Once, when the Bonny Oaks basketball team had an important game coming up, the students watching in the stands were to be segregated. Patsy went to Malcolm and told him that the team couldn’t play in the game unless the stands were integrated. Malcolm argued, but when the game rolled around, there was no segregation.
“It became known that there was no segregation at Bonny Oaks if Mrs. Radford had anything to do with it,” said Faith.
Patsy also fought for racial equality in schools in Hamilton County, Tennessee. With the support of the Black Ministers’ Union, the NAACP and many people within the school system, Radford often went before Hamilton County’s Board of Commissioners to advocate for racial equality and better facilities in schools.
After the legal end of segregation, Patsy regularly visited the newly integrated schools to make sure the kids weren’t having any trouble. She made it a point to check on black and white children alike.
“They’re my kids,” Patsy would say with determination. “I am their parent. I’m the only parent that some of them will ever know.”
After Bonny Oaks closed and many of the kids were placed in foster homes, Patsy worked as a coordinator for a cluster of group homes around Chattanooga called Family and Children Services. These were homes for older children who were usually in some sort of trouble.
“My mother always goes out and searches for the children who are out of control,” said Faith. “The children that nobody else wants. The disadvantaged. She sees that as an opportunity to make their lives better. The children were always the most important thing in her life. Always.”
Patsy, in addition to being a minister’s wife, Sunday school teacher and choir director, went on to be a motivational and spiritual speaker. She and her husband would study the Bible together, pray and develop messages for Patsy to deliver at various churches and events. Her authority to preach, accompanied by her style of powerful honesty, was highly respected due to the life that she had lived and the reputation she had gained as a devout Christian and as a source of wisdom and advice.
Patsy earned numerous awards, such as the Distinguished Citizen of the Year and Outstanding Baptist Minister’s Wife awards. She was also named the 1998 Black Pioneer Woman of Excellence by the National Coalition of 100 Black Women’s Chattanooga Chapter.
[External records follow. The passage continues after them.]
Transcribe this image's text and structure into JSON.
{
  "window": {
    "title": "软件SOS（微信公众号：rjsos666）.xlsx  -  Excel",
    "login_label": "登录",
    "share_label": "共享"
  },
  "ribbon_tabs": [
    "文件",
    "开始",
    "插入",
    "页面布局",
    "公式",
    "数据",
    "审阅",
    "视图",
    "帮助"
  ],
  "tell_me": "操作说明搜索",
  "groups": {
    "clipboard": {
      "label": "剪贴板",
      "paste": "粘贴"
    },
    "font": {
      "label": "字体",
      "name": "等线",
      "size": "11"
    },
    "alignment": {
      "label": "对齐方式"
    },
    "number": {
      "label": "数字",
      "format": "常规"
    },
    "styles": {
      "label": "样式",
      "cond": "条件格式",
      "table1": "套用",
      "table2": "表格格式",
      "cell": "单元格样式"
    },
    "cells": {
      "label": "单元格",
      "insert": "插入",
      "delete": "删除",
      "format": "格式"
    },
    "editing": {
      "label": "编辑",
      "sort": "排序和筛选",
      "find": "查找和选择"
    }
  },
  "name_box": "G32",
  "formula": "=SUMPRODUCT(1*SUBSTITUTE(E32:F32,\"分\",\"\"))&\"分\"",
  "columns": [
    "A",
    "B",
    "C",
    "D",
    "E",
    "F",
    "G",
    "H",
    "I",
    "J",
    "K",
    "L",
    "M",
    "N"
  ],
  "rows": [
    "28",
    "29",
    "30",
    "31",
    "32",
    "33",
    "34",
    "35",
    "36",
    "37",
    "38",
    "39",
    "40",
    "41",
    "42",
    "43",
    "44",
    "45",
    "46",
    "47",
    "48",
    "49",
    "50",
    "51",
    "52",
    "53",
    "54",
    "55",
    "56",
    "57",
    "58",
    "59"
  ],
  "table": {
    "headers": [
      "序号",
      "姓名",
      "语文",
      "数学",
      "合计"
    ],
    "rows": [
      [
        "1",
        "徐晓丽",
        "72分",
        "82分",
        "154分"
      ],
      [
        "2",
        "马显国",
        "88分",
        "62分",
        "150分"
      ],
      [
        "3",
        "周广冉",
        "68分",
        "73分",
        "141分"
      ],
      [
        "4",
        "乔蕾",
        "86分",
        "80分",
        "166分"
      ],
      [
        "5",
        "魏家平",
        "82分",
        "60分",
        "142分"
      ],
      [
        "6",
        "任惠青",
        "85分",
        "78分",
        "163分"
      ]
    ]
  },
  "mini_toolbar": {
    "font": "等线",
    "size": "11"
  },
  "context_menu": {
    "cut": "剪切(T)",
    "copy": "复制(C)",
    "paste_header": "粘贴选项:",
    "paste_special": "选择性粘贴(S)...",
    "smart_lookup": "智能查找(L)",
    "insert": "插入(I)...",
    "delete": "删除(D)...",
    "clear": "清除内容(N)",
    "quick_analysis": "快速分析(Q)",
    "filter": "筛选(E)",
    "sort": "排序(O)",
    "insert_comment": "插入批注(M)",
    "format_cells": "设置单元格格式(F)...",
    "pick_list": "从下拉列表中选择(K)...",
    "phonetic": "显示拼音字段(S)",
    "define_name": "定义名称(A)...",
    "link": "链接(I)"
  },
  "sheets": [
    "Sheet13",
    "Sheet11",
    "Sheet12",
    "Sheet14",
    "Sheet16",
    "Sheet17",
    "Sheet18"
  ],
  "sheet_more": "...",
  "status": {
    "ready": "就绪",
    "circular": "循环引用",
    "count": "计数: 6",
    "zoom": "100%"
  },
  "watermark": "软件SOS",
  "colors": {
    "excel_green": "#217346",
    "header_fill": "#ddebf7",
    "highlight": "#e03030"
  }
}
This award is presented to black women who are community leaders and have made accomplishments in a variety of fields including, in Patsy’s case, community development, religion and social services.
“She would always be taking food and clothes to people,” said Faith. “She would always be helping people with their children or helping them solve their problems. I run into people who will say, ‘You don’t know what your momma did for me.’ There are hundreds of stories like that.”
Whether she was helping raise her younger siblings, assisting fellow students with their academics, raising up to 50 children at once at Bonny Oaks, fighting for desegregation, speaking in churches or giving assistance and wisdom to members of her community, Patsy was always there for the people around her. She spent her life devoted to an extraordinary love for others and a passion for lifting them up to success.
Today, as a resident at Life Care Center of Hixson, Tennessee, Patsy remains a strong and kind woman who is known for her sweet smile. She is surrounded by people who love her and are thankful for the love she shared and continues to share. Her wisdom continues to impact lives, and her devotion to selfless love continues to inspire.